0
$\begingroup$

First hello all. i have a homework with 10 question but im stuck with 3 i searched about them everywhere read other colleges lectures but i couldnt solved them finally i desired to ask here

Question-2:

Prove that each positive integer can be written in form of $2^k*q$, where q is odd, and k is a non-negative integer.

Hint: Use induction, and the fact that the product of two odd numbers is odd.

Question-6:

$ (x+y)^n = \sum_{k=0}^n C(n,k)*x^{n-k}*y^k = {n^2+n\over 2} $ Prove the above statement by using induction on n.

Question-7:

Let $ n_1, n_2, ..., n_t $ be positive integers. Show that if $ n_1 + n_2 + ... + n_t - t + 1 $ objects are placed into $ t $ boxes, then for some i, $ i = 1, 2, 3, ... , t $ , the ith box contains at least $ n_i $ objects.

Your proof should not be more than 3 lines

  • 0
    Intuition-- for Q2: Try to come up with an even number that doesn't have 2 as its divisor. For Q7: try a placement with $n_{i}-1$ objects at each $n_{i}$.2012-12-15

2 Answers 2

3

(2) Certainly we can write $1=2^0\cdot1$. Now suppose that $n>1$, and every positive integer less than $n$ can be written in the desired form. (This is your induction hypothesis.) Then either $n$ is odd, or $n$ is even. If $n$ is odd, we can write $n=2^0\cdot n$ to express $n$ in the desired form. If $n$ is even, then $n=2m$ for some positive integer $m. By the induction hypothesis there are a non-negative integer $k$ and an odd integer $q$ such that $m=2^k\cdot q$; how can you use this to express $n$ in the desired form? (This is not quite the proof that the author of the hint had in mind; it’s actually a bit easier.)

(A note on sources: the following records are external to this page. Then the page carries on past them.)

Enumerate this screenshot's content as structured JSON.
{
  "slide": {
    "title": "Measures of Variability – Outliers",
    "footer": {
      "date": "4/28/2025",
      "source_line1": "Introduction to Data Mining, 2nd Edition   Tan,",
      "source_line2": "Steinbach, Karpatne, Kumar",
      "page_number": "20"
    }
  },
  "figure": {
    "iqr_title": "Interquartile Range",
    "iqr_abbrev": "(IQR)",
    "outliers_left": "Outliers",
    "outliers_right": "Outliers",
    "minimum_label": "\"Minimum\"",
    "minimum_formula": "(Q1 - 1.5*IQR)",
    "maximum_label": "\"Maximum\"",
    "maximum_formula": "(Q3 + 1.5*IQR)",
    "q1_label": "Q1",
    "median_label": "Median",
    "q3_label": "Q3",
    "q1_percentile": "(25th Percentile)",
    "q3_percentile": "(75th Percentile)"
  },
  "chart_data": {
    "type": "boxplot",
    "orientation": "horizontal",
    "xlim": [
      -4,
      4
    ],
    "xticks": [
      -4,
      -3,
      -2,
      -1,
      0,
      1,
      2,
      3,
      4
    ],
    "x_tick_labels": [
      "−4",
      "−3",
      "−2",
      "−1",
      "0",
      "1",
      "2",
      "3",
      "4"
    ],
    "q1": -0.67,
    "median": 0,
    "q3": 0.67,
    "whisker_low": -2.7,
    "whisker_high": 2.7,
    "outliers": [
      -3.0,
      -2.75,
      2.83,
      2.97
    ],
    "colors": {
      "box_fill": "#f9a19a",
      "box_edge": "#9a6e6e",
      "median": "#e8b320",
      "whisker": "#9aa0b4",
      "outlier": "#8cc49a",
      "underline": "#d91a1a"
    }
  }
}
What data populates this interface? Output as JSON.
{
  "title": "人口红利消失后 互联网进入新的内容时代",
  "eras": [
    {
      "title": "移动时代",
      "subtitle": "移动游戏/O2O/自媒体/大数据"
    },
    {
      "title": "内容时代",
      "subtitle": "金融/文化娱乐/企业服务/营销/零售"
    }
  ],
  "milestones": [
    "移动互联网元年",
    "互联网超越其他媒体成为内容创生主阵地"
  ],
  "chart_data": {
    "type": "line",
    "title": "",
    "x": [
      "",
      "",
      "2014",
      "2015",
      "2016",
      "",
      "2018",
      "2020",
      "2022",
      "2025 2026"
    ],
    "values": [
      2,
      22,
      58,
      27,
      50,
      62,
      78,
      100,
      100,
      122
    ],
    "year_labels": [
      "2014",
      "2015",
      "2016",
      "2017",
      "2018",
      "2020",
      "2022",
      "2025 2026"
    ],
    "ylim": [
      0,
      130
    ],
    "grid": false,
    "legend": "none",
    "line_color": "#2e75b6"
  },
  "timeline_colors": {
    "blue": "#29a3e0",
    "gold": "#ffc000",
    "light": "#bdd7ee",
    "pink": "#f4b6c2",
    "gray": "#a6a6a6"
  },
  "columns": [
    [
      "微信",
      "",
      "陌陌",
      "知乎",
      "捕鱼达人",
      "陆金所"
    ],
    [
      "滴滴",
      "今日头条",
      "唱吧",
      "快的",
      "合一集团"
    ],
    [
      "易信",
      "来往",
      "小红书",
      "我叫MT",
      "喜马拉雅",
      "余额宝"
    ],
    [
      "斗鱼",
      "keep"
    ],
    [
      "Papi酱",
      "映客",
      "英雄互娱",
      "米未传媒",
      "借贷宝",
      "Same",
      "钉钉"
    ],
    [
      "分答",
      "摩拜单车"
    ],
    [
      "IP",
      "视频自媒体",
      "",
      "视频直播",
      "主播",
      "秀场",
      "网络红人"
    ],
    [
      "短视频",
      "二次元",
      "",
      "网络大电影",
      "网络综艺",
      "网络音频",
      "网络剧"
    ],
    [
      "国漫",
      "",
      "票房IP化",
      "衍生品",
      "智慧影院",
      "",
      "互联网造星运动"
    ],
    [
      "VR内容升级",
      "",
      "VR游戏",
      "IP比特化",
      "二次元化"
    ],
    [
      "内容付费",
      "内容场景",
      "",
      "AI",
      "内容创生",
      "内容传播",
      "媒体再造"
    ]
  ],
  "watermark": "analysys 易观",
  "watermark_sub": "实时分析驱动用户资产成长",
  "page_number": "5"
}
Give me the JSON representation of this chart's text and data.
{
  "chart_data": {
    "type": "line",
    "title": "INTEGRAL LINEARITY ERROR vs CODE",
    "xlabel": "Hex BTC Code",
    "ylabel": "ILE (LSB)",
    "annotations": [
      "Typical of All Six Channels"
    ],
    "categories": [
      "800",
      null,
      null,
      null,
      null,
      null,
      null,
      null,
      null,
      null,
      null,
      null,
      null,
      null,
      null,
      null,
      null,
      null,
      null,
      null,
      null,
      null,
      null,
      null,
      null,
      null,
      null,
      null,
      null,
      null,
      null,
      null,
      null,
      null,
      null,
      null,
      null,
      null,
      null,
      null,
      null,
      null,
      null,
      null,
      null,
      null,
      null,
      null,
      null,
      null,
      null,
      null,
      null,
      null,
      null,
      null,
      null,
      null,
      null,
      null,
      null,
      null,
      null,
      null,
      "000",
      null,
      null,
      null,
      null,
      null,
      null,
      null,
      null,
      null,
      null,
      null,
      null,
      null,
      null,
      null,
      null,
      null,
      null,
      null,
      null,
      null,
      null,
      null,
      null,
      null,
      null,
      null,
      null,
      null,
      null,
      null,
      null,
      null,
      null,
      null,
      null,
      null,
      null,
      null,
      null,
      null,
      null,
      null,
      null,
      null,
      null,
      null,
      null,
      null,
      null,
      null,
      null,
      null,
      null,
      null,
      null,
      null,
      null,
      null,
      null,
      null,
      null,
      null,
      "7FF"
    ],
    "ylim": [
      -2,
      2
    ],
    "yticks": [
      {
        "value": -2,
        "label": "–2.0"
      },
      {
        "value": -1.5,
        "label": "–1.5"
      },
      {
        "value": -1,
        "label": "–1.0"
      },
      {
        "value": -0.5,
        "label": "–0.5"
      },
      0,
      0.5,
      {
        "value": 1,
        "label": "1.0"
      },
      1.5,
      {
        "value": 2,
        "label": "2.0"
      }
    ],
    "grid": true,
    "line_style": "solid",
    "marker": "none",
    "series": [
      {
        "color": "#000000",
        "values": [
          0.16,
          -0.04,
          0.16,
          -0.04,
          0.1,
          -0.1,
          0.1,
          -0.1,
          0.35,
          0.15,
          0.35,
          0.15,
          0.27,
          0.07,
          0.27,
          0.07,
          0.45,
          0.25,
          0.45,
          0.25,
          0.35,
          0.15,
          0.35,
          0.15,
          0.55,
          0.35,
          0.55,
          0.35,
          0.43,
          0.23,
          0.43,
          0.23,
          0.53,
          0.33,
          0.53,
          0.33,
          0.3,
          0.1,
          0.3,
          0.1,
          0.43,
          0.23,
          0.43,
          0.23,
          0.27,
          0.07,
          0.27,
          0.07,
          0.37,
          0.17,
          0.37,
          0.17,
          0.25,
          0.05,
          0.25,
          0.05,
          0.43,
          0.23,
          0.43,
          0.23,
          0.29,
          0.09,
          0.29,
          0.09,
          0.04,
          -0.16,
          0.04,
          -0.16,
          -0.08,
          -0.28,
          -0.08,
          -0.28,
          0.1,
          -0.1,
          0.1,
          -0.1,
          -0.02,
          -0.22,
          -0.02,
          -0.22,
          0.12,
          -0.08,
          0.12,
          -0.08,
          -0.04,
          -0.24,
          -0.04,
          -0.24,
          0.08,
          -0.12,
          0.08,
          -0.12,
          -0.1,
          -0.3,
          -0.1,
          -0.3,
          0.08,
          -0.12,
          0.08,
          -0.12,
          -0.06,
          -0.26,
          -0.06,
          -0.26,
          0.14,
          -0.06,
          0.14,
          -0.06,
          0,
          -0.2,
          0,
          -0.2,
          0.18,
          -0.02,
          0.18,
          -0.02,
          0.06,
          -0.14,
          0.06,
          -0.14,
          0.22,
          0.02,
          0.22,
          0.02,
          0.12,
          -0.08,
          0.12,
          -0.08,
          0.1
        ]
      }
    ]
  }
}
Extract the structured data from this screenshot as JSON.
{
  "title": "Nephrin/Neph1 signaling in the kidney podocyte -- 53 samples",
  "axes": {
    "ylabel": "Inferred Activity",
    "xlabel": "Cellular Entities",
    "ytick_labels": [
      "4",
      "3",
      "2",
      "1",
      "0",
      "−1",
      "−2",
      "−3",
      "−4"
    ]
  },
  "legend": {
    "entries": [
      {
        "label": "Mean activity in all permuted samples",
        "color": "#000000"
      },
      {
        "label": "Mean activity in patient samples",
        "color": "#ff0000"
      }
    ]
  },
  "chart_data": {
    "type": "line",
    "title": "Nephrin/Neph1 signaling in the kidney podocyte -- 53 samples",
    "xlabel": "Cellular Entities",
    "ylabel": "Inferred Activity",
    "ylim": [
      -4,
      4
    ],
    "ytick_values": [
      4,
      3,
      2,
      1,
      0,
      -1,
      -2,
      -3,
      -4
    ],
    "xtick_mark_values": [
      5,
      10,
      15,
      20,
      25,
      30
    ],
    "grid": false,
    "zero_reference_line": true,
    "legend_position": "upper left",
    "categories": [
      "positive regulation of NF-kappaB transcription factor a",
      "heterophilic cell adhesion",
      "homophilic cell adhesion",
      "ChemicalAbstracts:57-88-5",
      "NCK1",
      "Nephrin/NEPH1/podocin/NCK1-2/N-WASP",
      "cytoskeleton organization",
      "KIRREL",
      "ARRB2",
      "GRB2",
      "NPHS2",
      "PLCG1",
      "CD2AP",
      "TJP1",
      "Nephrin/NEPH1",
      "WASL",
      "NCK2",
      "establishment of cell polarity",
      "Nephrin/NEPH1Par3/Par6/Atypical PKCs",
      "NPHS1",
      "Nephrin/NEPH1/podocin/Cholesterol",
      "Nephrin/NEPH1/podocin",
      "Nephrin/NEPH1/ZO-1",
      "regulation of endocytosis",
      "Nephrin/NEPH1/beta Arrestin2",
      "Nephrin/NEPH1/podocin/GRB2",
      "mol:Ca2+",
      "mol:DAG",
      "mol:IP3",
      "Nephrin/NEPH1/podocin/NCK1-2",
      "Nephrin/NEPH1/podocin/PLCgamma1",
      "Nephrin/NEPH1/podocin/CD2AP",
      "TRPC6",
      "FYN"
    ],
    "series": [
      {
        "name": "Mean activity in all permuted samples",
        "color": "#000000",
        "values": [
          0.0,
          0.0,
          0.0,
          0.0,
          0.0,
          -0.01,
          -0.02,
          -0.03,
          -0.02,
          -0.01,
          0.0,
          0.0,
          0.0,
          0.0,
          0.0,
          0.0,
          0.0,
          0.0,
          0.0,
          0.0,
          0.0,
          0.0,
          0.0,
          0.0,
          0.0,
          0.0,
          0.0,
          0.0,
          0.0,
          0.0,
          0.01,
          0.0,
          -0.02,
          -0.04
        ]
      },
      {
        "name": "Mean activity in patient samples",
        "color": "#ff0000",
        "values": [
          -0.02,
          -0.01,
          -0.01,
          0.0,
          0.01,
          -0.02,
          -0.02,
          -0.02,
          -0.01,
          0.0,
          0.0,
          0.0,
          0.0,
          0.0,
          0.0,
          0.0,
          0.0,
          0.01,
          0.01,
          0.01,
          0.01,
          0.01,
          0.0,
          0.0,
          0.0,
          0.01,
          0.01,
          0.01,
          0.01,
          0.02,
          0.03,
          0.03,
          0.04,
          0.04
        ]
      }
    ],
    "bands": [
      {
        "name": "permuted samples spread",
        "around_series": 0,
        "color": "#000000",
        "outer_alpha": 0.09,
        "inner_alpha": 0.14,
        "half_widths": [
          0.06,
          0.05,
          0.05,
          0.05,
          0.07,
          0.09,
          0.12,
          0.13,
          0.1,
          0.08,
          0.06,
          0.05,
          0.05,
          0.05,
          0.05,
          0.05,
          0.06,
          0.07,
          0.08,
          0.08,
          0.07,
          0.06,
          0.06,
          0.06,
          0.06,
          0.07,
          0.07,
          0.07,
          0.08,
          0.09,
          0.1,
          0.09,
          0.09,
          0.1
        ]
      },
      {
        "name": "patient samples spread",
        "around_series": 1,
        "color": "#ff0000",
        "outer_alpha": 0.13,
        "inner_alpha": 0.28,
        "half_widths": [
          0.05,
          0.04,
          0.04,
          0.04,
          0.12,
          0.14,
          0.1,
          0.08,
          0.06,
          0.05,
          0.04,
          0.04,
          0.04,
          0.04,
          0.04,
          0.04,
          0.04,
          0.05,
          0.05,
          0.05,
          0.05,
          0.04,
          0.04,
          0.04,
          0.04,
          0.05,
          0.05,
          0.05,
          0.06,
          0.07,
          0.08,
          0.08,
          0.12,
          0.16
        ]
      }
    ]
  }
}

(6) As stated, this does not make sense. It’s true that $(x+y)^n=\sum_{k=0}^n\binom{n}kx^{n-k}y^k\;;$ this is the binomial theorem. It is not true that this equals $\dfrac{n^2+n}2$; this is obvious just from the fact that $\dfrac{n^2+n}2$ doesn’t depend on $x$ and $y$. What is true is that $\sum_{k=0}^nk=\frac{n^2+n}2\;;$ is this what you’re actually supposed to prove?

(7) Let $m_i$ be the number of objects in the $i$-th box, and suppose that $m_i for $i=1,\dots,t$. Then $m_i\le n_i-1$ for $i=1,\dots,t$, so how big can $\sum_{i=1}^tm_i$ be?

0

(2) For the hint the author probably had in mind: think about prime factorizations of positive integers.